435y a través de sus huecas narices, por los ojos y las orejas, el cerebro

blando le fluye, como cuajada por un mimbre de encina

la leche suele, o como el líquido en un ralo cedazo por su peso

mana, y se exprime espesa por los densos agujeros.]

Mas yo, mientras se dispone él de sus armas a desnudar al yacente,

440–sabe esto tu padre–, mi espada en las profundas ijadas

del que le expoliaba hundí. Ctonio también y Teléboas

por la espada nuestra yacen: una rama el primero ahorquillada

llevaba, éste una jabalina. Con esa jabalina a mí heridas me hizo.

Sus señales ves. Se distingue todavía vieja la cicatriz de ahí.

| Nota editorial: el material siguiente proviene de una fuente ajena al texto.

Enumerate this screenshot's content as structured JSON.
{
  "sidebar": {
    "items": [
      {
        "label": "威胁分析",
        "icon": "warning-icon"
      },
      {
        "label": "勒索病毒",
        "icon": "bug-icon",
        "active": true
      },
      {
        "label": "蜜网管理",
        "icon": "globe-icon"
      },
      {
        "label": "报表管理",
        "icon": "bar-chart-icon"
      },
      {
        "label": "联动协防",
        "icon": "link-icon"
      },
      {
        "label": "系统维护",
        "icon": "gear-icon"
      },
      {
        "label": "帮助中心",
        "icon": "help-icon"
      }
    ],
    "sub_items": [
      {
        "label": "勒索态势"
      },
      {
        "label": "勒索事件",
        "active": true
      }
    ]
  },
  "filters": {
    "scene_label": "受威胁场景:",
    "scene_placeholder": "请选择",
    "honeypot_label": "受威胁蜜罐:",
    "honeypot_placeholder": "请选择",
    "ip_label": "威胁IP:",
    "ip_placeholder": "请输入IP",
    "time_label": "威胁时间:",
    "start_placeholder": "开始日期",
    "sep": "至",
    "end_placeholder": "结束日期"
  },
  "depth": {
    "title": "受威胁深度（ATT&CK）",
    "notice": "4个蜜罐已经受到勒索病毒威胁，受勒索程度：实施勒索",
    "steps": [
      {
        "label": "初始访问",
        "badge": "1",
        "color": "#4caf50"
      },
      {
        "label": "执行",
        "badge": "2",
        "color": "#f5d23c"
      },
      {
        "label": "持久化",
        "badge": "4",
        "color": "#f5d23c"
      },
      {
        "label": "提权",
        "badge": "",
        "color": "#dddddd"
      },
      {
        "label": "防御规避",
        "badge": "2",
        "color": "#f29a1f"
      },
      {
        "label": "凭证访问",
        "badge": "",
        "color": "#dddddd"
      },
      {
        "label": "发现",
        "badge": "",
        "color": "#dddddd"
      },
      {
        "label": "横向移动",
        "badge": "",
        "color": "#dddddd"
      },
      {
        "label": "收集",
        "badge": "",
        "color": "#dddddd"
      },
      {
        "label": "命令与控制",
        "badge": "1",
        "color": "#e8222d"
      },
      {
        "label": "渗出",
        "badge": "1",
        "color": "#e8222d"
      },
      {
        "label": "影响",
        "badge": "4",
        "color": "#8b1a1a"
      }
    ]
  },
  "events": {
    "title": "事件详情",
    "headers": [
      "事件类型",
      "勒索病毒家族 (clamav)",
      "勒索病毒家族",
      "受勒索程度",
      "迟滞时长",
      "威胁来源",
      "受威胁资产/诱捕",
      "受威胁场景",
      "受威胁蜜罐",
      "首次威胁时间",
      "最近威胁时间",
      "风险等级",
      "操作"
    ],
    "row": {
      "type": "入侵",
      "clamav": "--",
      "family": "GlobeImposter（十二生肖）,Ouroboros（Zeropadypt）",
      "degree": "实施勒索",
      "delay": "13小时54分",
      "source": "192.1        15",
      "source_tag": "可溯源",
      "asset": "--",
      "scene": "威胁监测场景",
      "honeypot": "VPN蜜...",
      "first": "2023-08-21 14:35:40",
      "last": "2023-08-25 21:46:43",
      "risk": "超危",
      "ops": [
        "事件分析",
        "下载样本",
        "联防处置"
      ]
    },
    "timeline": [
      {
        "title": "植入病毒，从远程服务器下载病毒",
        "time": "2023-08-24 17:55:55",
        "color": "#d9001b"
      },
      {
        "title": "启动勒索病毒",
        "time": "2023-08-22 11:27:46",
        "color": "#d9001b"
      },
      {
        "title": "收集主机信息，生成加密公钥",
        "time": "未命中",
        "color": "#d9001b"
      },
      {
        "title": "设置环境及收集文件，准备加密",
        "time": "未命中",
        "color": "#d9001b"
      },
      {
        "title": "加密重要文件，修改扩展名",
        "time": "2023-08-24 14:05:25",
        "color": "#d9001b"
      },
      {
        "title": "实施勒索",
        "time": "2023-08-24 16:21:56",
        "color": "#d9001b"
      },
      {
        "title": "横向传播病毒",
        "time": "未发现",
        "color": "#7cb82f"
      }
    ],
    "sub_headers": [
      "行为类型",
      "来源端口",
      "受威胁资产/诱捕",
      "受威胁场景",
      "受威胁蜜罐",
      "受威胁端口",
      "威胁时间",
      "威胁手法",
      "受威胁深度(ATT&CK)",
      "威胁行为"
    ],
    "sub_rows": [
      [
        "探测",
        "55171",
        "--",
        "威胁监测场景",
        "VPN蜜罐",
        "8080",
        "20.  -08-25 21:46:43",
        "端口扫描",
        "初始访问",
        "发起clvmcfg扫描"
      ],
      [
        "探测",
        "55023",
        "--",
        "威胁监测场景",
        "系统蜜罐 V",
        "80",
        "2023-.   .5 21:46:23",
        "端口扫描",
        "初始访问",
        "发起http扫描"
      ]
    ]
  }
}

445En ese entonces debió a mí enviárseme a tomar Pérgamo;

entonces podía del gran Héctor, si no superar,

detener sus armas con las mías. Pero en aquel tiempo ninguno,

o un niño, Héctor era. Ahora a mí me traiciona mi edad.

Para qué de Périfas, el vencedor del geminado Pireto,

450de Ámpix para qué contarte, quien del cuadrupedante Equeclo

clavó de frente en su cara un cornejo sin cúspide.

Una tranca hundiéndole el Peletronio Macareo en el pecho

tumbó a Erigdupo. Recuerdo también que unos venablos se escondieron

en la ingle de Cimelo por las manos de Neso lanzados.

455Y no has de creer que sólo cantaba el porvenir

el Ampicida Mopso. Con Mopso de lanzador el biforme

Hodites sucumbió y en vano intentó hablar:

a su mentón la lengua y el mentón a su garganta clavado.